Condensation Issues in Instrumentation Enclosures and How to Prevent ThemMany Dwyer Instruments, Inc. electrical products are connected to the receiver and power supply with wires that are run through electrical conduits. Often, the conduit passes through multiple ambient temperature zones in the building or plant installation.
These temperature changes can cause water vapor condensation inside the conduit.
If this condensation flows into or forms in the instrument, it can create electrical shorts or lead to corrosion that can create an instrument failure.
To prevent this, it is always recommended that conduit be run vertically up from below the instrument versus down or horizontally. When installed this direction, any condensation in the conduit drips away from the instrument.
Conduit accessories are also used to prevent condensation build up. Conduit sealants such as silicone, expanding foam, and others prevent water vapor infiltration from one section of conduit to another.
Breathers allow ventilation to minimize condensation.
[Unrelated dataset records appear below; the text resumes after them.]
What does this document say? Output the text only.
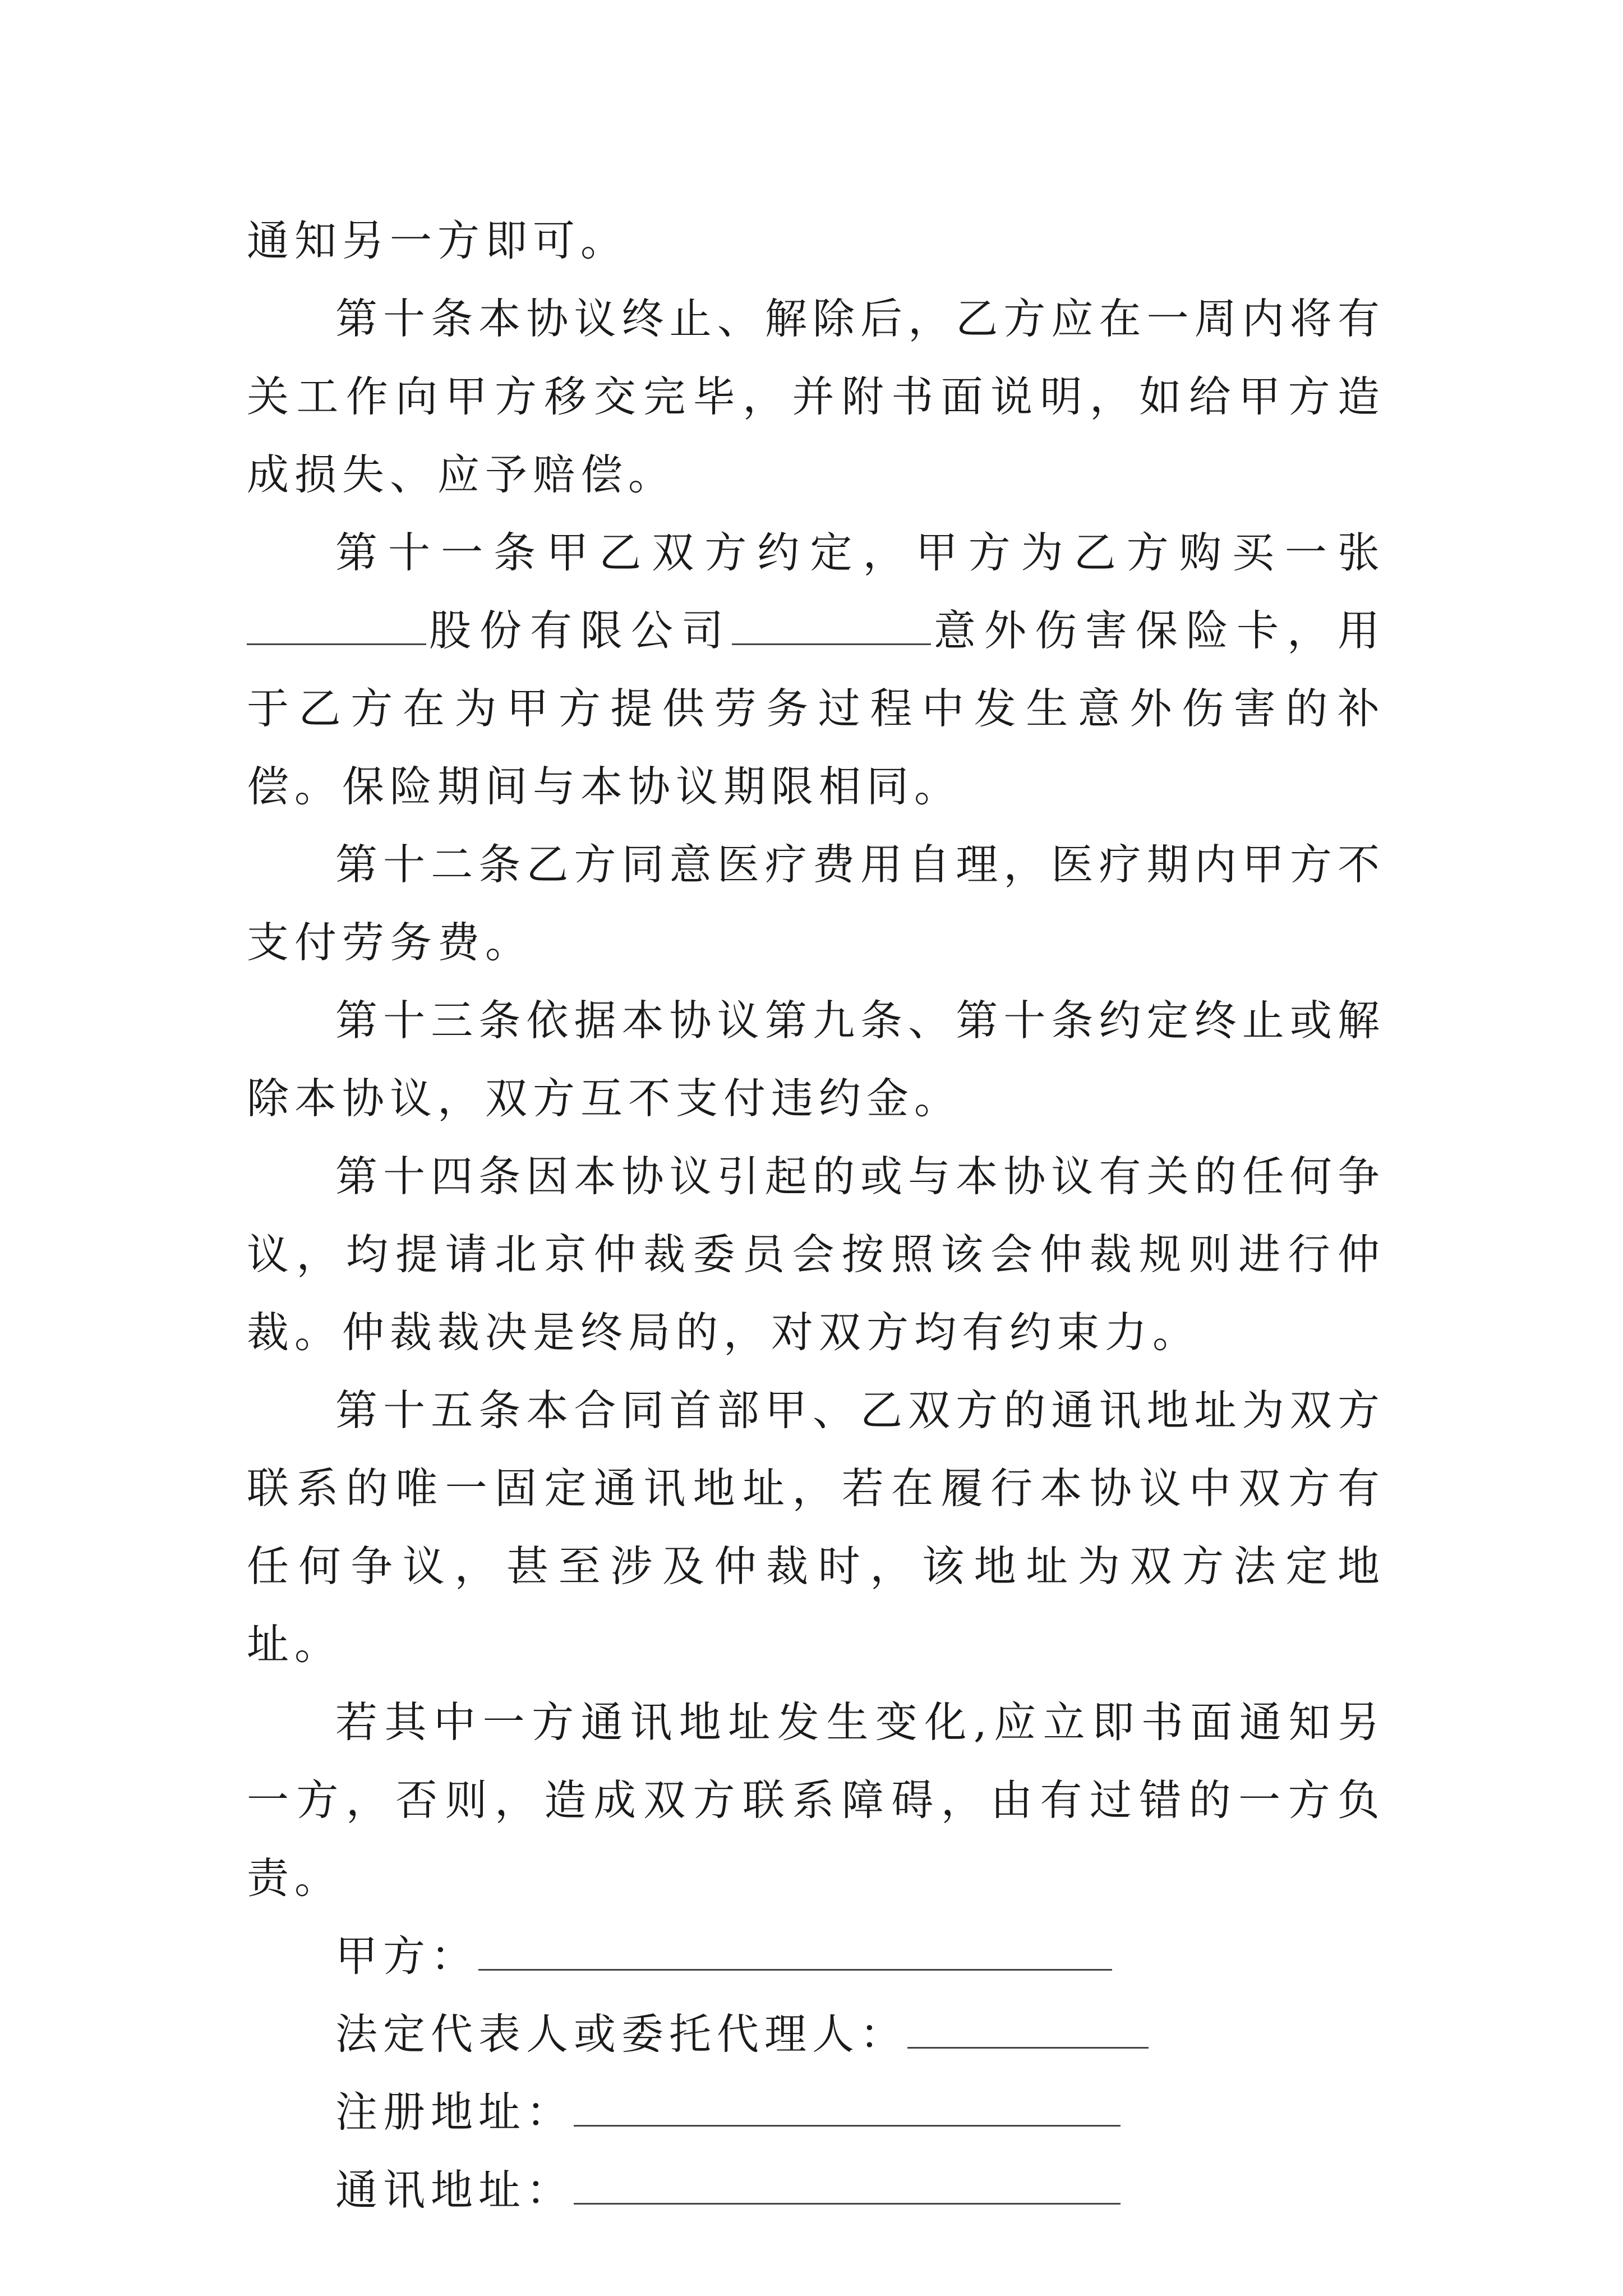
通知另一方即可。

第十条本协议终止、解除后，乙方应在一周内将有关工作向甲方移交完毕，并附书面说明，如给甲方造成损失、应予赔偿。

第十一条甲乙双方约定，甲方为乙方购买一张股份有限公司	意外伤害保险卡，用于乙方在为甲方提供劳务过程中发生意外伤害的补偿。保险期间与本协议期限相同。

第十二条乙方同意医疗费用自理，医疗期内甲方不支付劳务费。

第十三条依据本协议第九条、第十条约定终止或解除本协议，双方互不支付违约金。

第十四条因本协议引起的或与本协议有关的任何争议，均提请北京仲裁委员会按照该会仲裁规则进行仲裁。仲裁裁决是终局的，对双方均有约束力。

第十五条本合同首部甲、乙双方的通讯地址为双方联系的唯一固定通讯地址，若在履行本协议中双方有任何争议，甚至涉及仲裁时，该地址为双方法定地址。

若其中一方通讯地址发生变化,应立即书面通知另一方，否则，造成双方联系障碍，由有过错的一方负责。

甲方：
法定代表人或委托代理人：
注册地址：
通讯地址：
Drains let condensation that does collect, drain out.
Condensation is also a concern with explosion-proof enclosures that are sealed and can trap water vapor inside. The water vapor condenses with ambient temperature changes. Many Dwyer explosion-proof switch products offer breather and drain options for the enclosure.
Always refer to the National Electrical Code (NEC) and local codes for proper wiring and sealing for your application.